Togo : une vaste concertation nationale lancée pour orienter l’action gouvernementale de 2026 à 2031

Par Désiré KOSSI le 13 Mai 2026

(Bulletin info) – Le Togo vient de franchir une nouvelle étape dans la consolidation de sa gouvernance institutionnelle avec le lancement officiel des consultations nationales devant conduire à l’élaboration de la feuille de route gouvernementale 2026-2031. À travers cette initiative, le premier gouvernement de la Vème République affiche sa volonté de bâtir une vision de développement fondée sur l’écoute, l’inclusion et la participation de toutes les forces vives de la nation.

 

La cérémonie inaugurale, organisée à Lomé, a rassemblé des représentants des institutions publiques, des partenaires techniques et financiers, du secteur privé, des collectivités territoriales, des organisations communautaires ainsi que des acteurs de la société civile. Cette rencontre marque le point de départ d’un vaste processus de dialogue national appelé à se poursuivre dans les différentes régions du pays.
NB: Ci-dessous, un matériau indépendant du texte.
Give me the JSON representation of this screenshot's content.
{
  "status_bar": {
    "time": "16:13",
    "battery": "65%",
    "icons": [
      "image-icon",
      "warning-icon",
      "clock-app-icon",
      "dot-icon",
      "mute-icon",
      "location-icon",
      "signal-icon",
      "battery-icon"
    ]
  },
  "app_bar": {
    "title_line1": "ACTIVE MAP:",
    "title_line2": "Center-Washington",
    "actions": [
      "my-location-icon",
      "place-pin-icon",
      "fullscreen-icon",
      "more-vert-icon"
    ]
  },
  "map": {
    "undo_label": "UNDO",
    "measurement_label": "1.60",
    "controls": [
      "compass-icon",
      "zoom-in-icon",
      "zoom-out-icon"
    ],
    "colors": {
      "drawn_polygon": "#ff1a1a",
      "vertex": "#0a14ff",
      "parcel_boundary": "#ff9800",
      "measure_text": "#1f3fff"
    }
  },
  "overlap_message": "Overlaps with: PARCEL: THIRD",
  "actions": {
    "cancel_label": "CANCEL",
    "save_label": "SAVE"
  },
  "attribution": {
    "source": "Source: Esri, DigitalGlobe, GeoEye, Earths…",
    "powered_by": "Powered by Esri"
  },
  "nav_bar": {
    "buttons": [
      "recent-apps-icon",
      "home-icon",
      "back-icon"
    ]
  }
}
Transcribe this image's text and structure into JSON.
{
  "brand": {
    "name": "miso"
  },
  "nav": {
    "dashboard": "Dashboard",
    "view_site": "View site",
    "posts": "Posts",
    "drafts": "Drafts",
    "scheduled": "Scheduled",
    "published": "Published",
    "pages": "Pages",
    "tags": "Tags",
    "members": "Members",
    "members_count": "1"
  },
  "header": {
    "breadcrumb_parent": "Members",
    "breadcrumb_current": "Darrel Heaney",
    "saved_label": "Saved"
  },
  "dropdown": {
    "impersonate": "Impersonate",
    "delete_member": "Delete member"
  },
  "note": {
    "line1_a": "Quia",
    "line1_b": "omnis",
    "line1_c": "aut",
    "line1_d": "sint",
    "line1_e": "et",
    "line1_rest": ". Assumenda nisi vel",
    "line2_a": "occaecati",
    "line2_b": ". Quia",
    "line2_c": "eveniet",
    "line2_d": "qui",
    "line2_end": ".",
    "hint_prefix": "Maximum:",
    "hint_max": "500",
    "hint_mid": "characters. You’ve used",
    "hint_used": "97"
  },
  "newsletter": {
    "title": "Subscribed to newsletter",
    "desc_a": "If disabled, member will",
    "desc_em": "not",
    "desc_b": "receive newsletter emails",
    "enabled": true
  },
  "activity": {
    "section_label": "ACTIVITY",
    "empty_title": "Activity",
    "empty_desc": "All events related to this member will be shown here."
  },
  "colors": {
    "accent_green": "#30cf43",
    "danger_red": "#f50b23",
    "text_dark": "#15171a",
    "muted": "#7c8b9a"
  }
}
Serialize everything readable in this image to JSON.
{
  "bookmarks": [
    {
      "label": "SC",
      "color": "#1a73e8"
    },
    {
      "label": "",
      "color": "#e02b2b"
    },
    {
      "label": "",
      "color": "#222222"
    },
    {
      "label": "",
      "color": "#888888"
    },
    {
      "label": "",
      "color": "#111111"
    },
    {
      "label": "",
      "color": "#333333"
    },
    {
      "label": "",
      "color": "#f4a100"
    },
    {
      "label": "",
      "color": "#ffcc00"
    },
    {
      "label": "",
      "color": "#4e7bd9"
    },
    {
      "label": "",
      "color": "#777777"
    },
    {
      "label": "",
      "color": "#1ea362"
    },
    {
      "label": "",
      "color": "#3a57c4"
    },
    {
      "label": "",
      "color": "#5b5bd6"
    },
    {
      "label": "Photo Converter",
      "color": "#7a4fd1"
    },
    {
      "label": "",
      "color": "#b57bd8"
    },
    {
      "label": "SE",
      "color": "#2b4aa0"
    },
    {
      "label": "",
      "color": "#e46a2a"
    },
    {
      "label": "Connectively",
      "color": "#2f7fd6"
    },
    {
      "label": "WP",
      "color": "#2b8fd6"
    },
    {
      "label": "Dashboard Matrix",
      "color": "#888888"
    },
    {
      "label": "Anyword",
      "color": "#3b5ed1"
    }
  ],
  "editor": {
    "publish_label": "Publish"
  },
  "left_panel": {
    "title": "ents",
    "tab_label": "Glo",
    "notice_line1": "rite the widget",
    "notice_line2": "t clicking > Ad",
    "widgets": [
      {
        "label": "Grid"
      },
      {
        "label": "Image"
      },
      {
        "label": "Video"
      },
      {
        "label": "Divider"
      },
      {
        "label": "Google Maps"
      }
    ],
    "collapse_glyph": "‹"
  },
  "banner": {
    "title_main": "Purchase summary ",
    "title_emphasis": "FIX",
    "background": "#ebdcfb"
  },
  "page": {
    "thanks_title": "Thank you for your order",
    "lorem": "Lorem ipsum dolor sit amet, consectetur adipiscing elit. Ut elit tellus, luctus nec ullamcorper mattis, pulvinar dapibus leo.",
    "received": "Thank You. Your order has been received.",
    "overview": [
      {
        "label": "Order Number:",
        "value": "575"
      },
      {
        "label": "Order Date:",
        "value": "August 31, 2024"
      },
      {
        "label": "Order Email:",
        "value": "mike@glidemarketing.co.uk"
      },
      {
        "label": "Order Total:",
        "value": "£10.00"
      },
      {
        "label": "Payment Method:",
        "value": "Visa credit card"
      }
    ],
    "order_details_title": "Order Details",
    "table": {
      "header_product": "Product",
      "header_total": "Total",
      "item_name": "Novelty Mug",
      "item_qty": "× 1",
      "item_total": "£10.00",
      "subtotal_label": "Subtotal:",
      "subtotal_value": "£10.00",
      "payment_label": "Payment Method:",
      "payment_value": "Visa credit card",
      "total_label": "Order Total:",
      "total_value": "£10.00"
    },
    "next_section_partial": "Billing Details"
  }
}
Conduits par Dr Sandra Ablamba Johnson, ministre et Secrétaire générale de la Présidence du Conseil, les travaux traduisent la volonté des nouvelles institutions de la Vème République d’instaurer une gouvernance davantage participative et orientée vers les attentes réelles des populations. Représentant le Président du Conseil, elle a rappelé que cette démarche s’inscrit dans la continuité du message adressé à la Nation le 27 avril dernier, dans lequel un appel avait été lancé à une mobilisation collective autour des grandes priorités nationales.

À travers ces consultations, les autorités ambitionnent de recueillir les contributions des différents acteurs afin de construire une feuille de route capable de répondre aux défis économiques, sociaux, technologiques et sécuritaires des prochaines années. Le gouvernement entend ainsi associer les citoyens à la définition des politiques publiques qui orienteront l’action de l’État entre 2026 et 2031.


Les premières discussions ont porté sur l’évaluation de la précédente feuille de route gouvernementale. Les données présentées font état d’une progression soutenue de l’économie nationale avec une croissance moyenne estimée à près de 6 %. Le produit intérieur brut a dépassé les 6 900 milliards de FCFA, tandis que le revenu par habitant connaît une évolution positive. Les autorités ont également mis en avant la maîtrise de l’inflation, maintenue à un niveau inférieur aux seuils régionaux.

Sur le plan des réformes structurelles, le gouvernement souligne les avancées enregistrées dans l’amélioration du climat des affaires et dans la promotion de l’investissement privé. Plusieurs classements internationaux témoigneraient des efforts engagés ces dernières années pour renforcer l’attractivité économique du pays et moderniser les cadres réglementaires.

Les performances sociales ont également occupé une place importante au cours des échanges. Le dispositif d’assurance maladie universelle couvre désormais plus de 4,4 millions de personnes, tandis que le programme WEZOU continue d’élargir l’accès aux soins pour les femmes enceintes. L’accès à l’électricité poursuit également sa progression avec un taux de couverture supérieur à 75 % de la population. Dans le même temps, les mécanismes de finance inclusive ont permis de soutenir près de deux millions de bénéficiaires à travers des financements dépassant les 118 milliards de FCFA.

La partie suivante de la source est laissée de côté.